OLYMPIA - The Washington Department of Fish and Wildlife (WDFW)’s new fish, wildlife, and natural resource-themed lesson plan program for elementary, middle school, and high school students, 'Wild Washington,' is launching its first live event this Friday, January 22.
The Wild Washington lessons are developed for teachers, homeschool parents, youth groups, and informal learning experiences. In the live broadcast “Beavers, Nature’s Engineers” at 10:00am on January 22, students will have the opportunity to engage with a WDFW wildlife conflict specialist who helps beavers and landowners coexist.
“Getting kids connected to nature is key to protecting the future health of our waterways, landscapes, fish, and wildlife,” said WDFW Director Kelly Susewind. “The Wild Washington lessons are a way for us to help caregivers, community partners, and schools bring natural science – which exists right on the other side of every window – into the lives of today’s youth in relevant, tangible, and exciting ways.”
Themed around the state’s diverse flora and fauna, Wild Washington lessons and are designed to equip students with the knowledge, social, and emotional skills needed to think critically, and problem solve around natural resource issues. Activities encourage students to explore various points of view and collaborate with others to find ways to move forward on real-world challenges.
Wild Washington lessons are interdisciplinary and align with the Office of Superintendent of Public Instruction’s state and national environmental and sustainability learning standards. Lessons have modifications embedded for distance learning but have also been developed for use in the classroom.
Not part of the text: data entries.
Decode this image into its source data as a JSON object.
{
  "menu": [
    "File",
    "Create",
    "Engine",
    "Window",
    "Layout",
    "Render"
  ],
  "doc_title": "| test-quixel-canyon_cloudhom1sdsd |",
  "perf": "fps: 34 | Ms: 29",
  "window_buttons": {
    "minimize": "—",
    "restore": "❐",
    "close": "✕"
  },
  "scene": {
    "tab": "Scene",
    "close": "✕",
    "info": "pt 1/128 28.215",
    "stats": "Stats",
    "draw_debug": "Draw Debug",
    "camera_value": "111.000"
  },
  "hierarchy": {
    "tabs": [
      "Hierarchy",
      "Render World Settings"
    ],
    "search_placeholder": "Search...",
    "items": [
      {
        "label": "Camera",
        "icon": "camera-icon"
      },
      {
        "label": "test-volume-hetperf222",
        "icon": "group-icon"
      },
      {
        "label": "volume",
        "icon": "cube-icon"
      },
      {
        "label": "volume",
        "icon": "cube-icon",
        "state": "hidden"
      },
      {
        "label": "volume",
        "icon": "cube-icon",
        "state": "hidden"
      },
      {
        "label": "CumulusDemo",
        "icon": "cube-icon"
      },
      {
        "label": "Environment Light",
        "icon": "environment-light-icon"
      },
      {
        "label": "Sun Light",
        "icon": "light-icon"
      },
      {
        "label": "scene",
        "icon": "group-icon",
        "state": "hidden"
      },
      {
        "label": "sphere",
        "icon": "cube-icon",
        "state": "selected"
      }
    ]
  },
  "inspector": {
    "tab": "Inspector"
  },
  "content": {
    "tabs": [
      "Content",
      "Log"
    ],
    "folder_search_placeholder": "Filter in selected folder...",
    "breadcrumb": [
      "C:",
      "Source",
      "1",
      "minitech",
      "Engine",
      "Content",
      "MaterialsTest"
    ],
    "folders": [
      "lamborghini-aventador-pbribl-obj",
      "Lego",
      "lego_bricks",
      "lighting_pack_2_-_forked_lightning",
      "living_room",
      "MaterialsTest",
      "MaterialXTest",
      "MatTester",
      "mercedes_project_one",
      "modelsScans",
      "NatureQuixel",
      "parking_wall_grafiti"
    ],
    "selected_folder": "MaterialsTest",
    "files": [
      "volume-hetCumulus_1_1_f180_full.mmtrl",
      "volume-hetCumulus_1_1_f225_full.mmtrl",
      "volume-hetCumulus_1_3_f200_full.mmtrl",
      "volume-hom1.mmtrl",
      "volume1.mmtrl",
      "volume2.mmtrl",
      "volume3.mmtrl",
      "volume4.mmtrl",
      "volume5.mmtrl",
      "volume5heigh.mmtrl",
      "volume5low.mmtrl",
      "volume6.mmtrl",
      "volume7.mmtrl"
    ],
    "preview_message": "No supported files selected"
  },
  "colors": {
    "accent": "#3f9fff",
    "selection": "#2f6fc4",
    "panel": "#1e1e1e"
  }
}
The program currently consists of a series of 14 lessons, with a new lesson released on the WDFW website each Friday through June 11, 2021. Lessons are available for three different student grade levels: 3-5, 6-8, and 9-12.
WDFW is the state agency tasked with preserving, protecting and perpetuating fish, wildlife, and ecosystems, while providing sustainable fishing, hunting, and other outdoor recreation opportunities.